Log Cabin Chronicles

The wild cry of the coyote


coyote the first time I heard a pack of coyotes yelp and yowl, I was walking home from the neighbor's place on a dark autumn night. It was black as pitch and I was moving slowly over the rough pasture. All of a sudden this ungodly gibbering and screeching started up. It was loud and it was close.

I was still in my twenties, so heart failure didn't strike me dead on the spot as it probably would today. After a couple of panicky minutes, I figured out what the awful sounds were but I couldn't help sprinting the last few hundred feet to the house.

For the next several years, we'd often hear the coyotes running in packs, heading south between our place and the lake. They'd sweep by at about 11 o'clock at night and you'd usually catch them coming back at two or three in the morning, always to the east of the house on the next high ridge.

But we almost never hear the coyotes anymore. And that's because they no longer pass by the neighborhood from time to time - they've moved in.

At our house, a coyote loping along the edge of the woods across the back field is a common sight at dusk. At night they circle in close. Sometimes when we drive into our dooryard after dark, a couple of them slink away through the apple trees just behind the house.

I'm glad we no longer keep a flock of sheep. We lost three to coyotes 10 years ago when the predators were just passing by. Now, unless we had one of those nine-strand, high-tensile, high-voltage electric fences, we'd be running an ovine mortuary. Even with the high-tech fencing, I'd still put some money on the coyote. They really are wily critters and your average sheep is no roadrunner.

Coyotes eat anything that moves. A big part of their diet is mice and moles. You'll see them hunting the little rodents through the snow cover on bright winter days. And they'll take anything else they can get - rabbits, cats, sheep, even deer. Lots of those around these parts these days.

The coyote isn't a native of this area, though. Scientists say that the animal is an immigrant from western North America, arriving in Vermont only in the late 1940s. The presence of an intelligent, efficient predator like the coyote in a new environment like ours has a predictable effect. It reduces biodiversity. And it's not the sheep (or the deer) that we miss so much as the other small predators, especially raptors. There's only so many mice out there, and they're essential food for hawks and other meat-eating birds and for little felines like bobcats.

Some people think hunting's the answer and I have heard tell of local folks who track coyotes with specially trained dogs and high-powered rifles. A more natural, though equally violent, solution would be to encourage the presence of other large predators that are native to the area. Like wolves.

You may recall a story about Canadian wolves that were trapped and transplanted to Yellowstone National Park in Wyoming in 1995 and '96. Opponents of the plan worried that the wolves would wreak havoc with the park's elk population and might stray onto neighboring pasture land.
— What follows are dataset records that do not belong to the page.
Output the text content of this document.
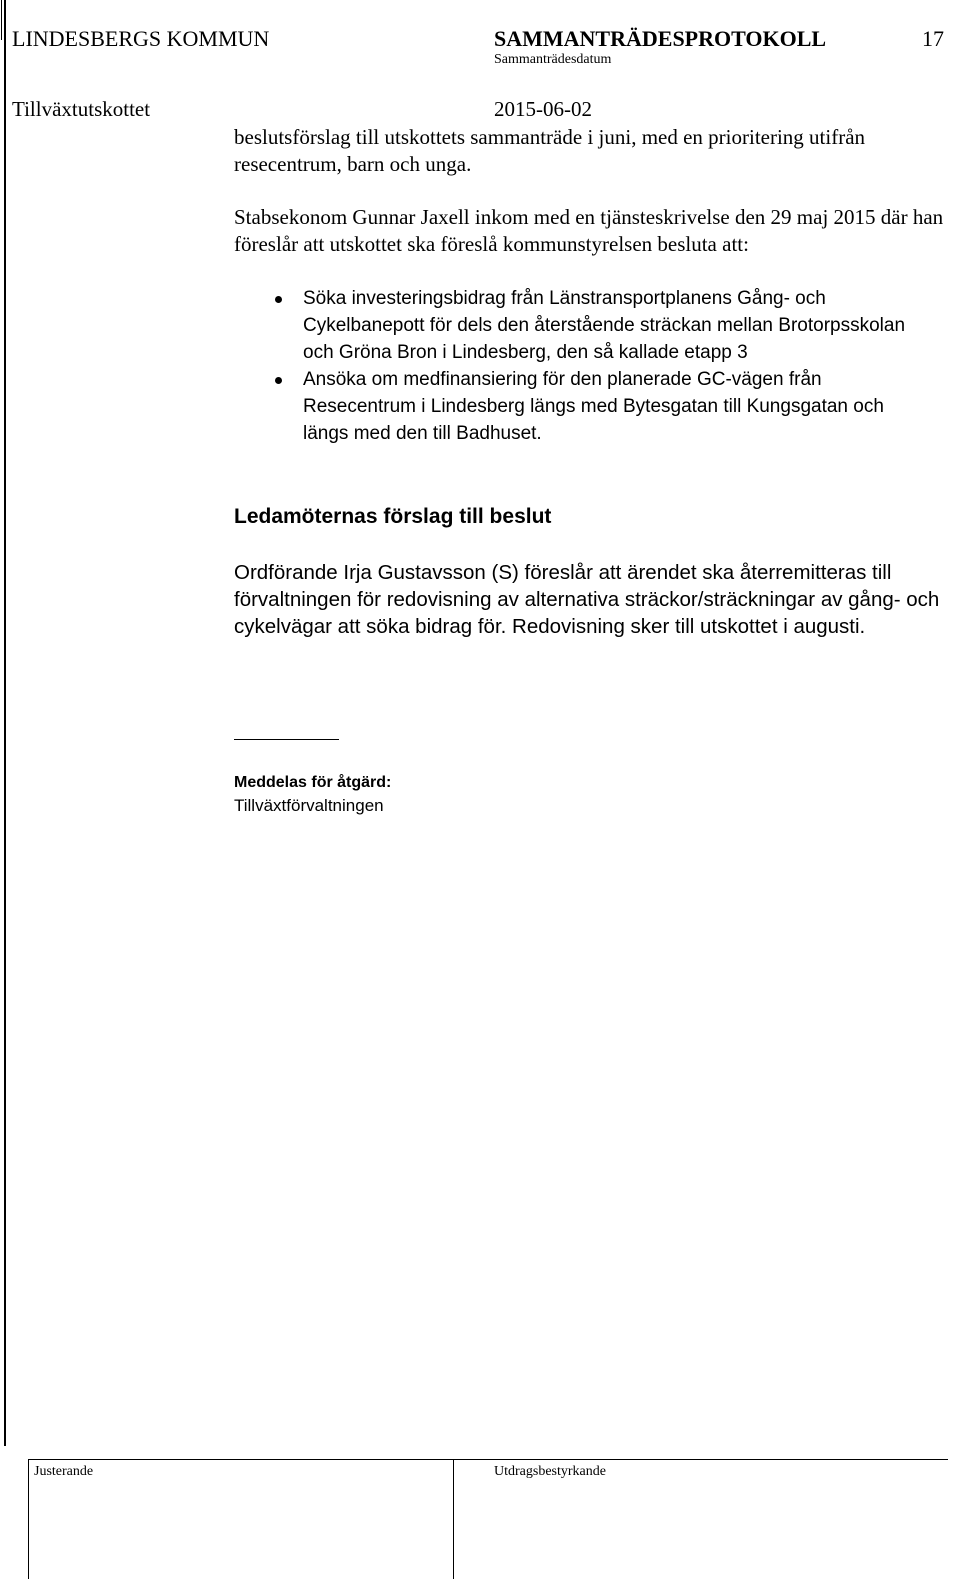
LINDESBERGS KOMMUN	SAMMANTRÄDESPROTOKOLL	17
Sammanträdesdatum
Tillväxtutskottet	2015-06-02
beslutsförslag till utskottets sammanträde i juni, med en prioritering utifrån resecentrum, barn och unga.
Stabsekonom Gunnar Jaxell inkom med en tjänsteskrivelse den 29 maj 2015 där han föreslår att utskottet ska föreslå kommunstyrelsen besluta att:
Söka investeringsbidrag från Länstransportplanens Gång- och Cykelbanepott för dels den återstående sträckan mellan Brotorpsskolan och Gröna Bron i Lindesberg, den så kallade etapp 3
Ansöka om medfinansiering för den planerade GC-vägen från Resecentrum i Lindesberg längs med Bytesgatan till Kungsgatan och längs med den till Badhuset.
Ledamöternas förslag till beslut
Ordförande Irja Gustavsson (S) föreslår att ärendet ska återremitteras till förvaltningen för redovisning av alternativa sträckor/sträckningar av gång- och cykelvägar att söka bidrag för. Redovisning sker till utskottet i augusti.
Meddelas för åtgärd:
Tillväxtförvaltningen
Justerande	Utdragsbestyrkande
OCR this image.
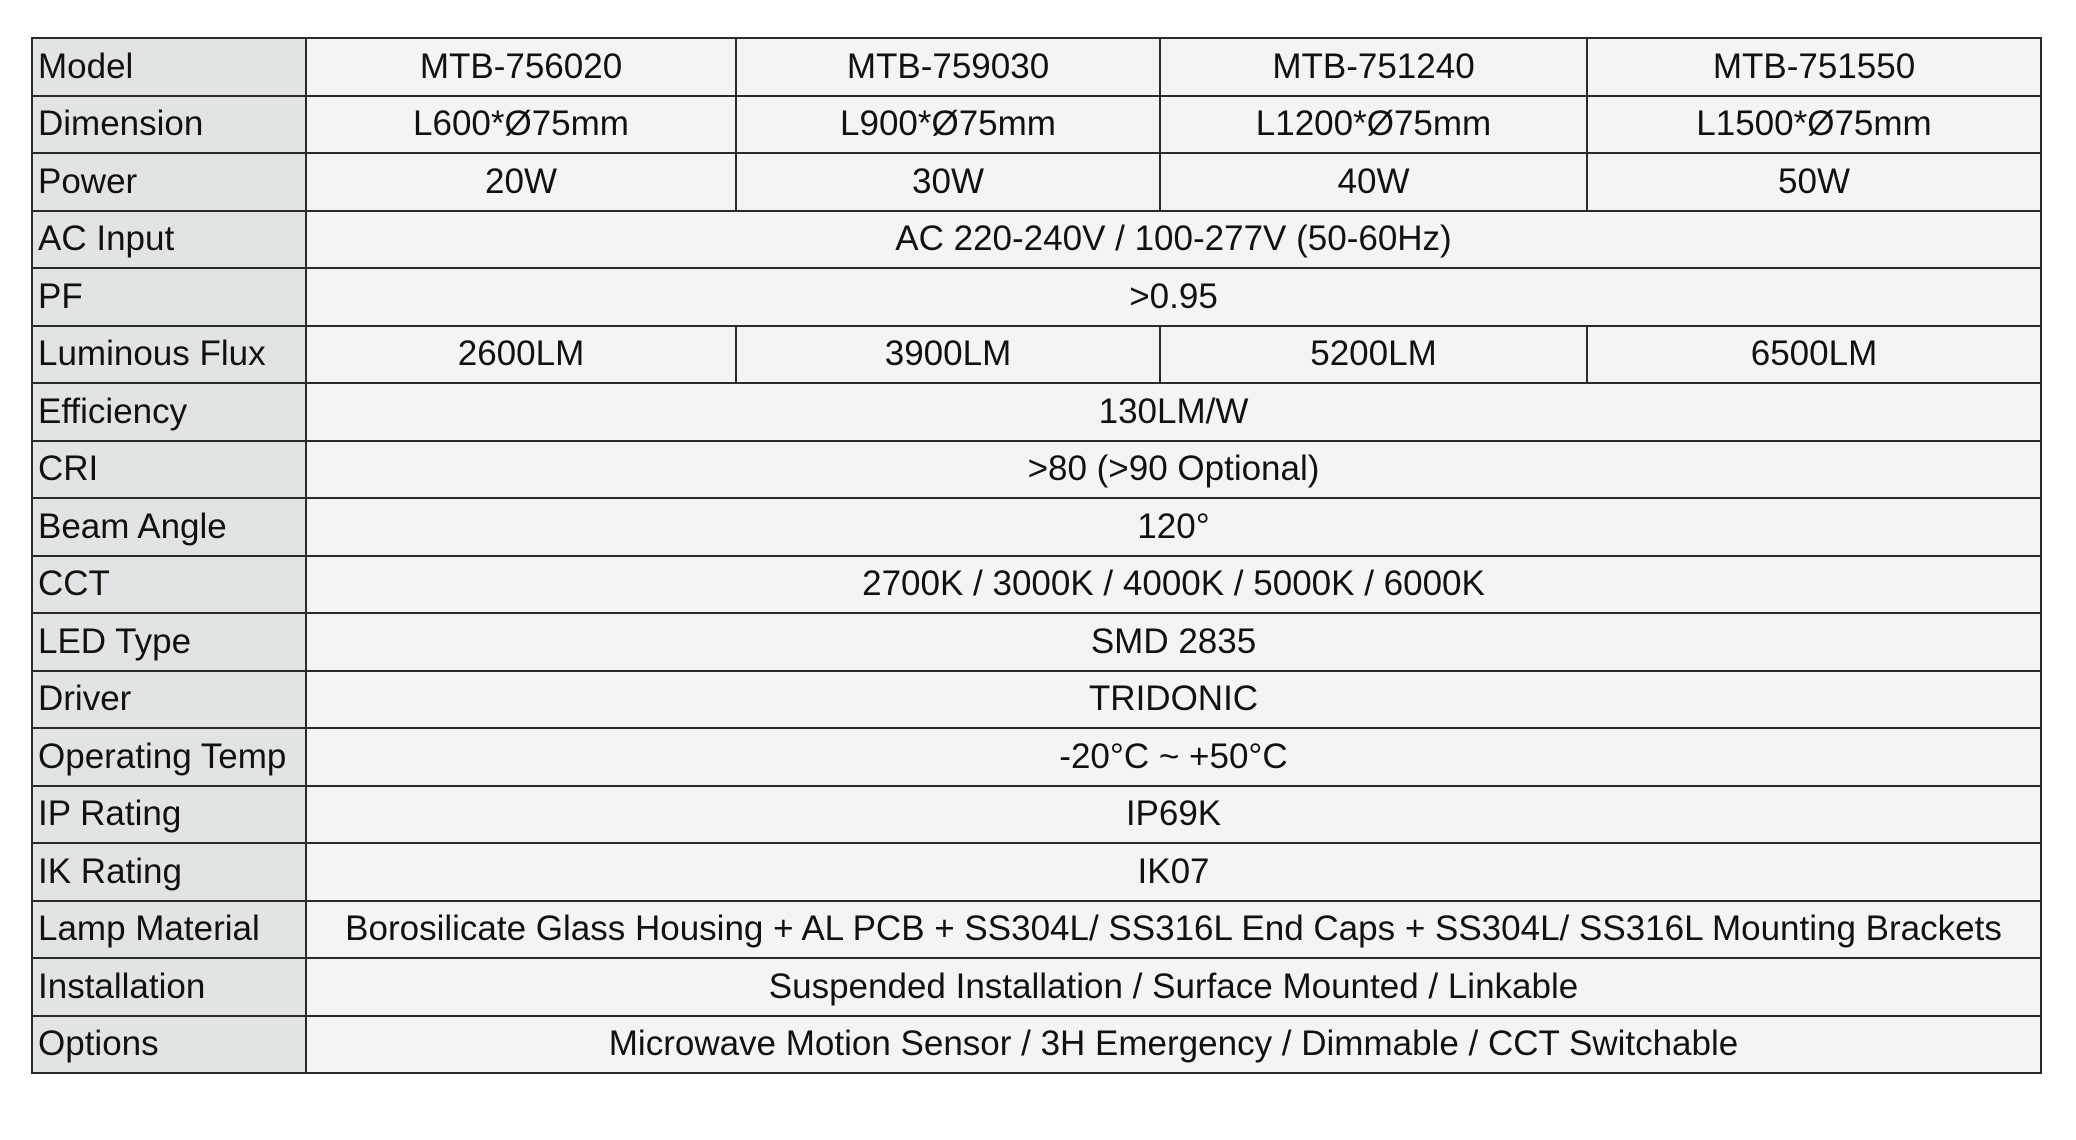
Model	MTB-756020	MTB-759030	MTB-751240	MTB-751550
Dimension	L600*Ø75mm	L900*Ø75mm	L1200*Ø75mm	L1500*Ø75mm
Power	20W	30W	40W	50W
AC Input	AC 220-240V / 100-277V (50-60Hz)			
PF	>0.95			
Luminous Flux	2600LM	3900LM	5200LM	6500LM
Efficiency	130LM/W			
CRI	>80 (>90 Optional)			
Beam Angle	120°			
CCT	2700K / 3000K / 4000K / 5000K / 6000K			
LED Type	SMD 2835			
Driver	TRIDONIC			
Operating Temp	-20°C ~ +50°C			
IP Rating	IP69K			
IK Rating	IK07			
Lamp Material	Borosilicate Glass Housing + AL PCB + SS304L/ SS316L End Caps + SS304L/ SS316L Mounting Brackets			
Installation	Suspended Installation / Surface Mounted / Linkable			
Options	Microwave Motion Sensor / 3H Emergency / Dimmable / CCT Switchable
It turns out that the wolves are indeed hard on one local species, but it's not the wapiti or the Herefords.

Recent reports say that the new wolf packs have nearly tripled in size and in the process have killed at least half of the Yellowstone coyote population. Scientists agree that the coyotes had it easy for many years with little competition for territory and food. They also predict that coyote numbers will fall even further, but say that this would be a more natural balance of large predators. Biodiversity in the park is already on the increase. The wolf isn't as likely to eat mice as its smaller cousin and the numbers of hawks and eagles are rising.

We hear many reports of wolves moving through the Townships and into northern New England. And sightings in the Stoke Hills of what some are claiming is a cougar suggest that even bigger predators might be making a comeback. The easy pickings for the coyotes of Stanstead County this past decade may be coming rapidly to an end.

Royal Orr is a radio broadcaster and freelance journalist living in Hatley, Quebec.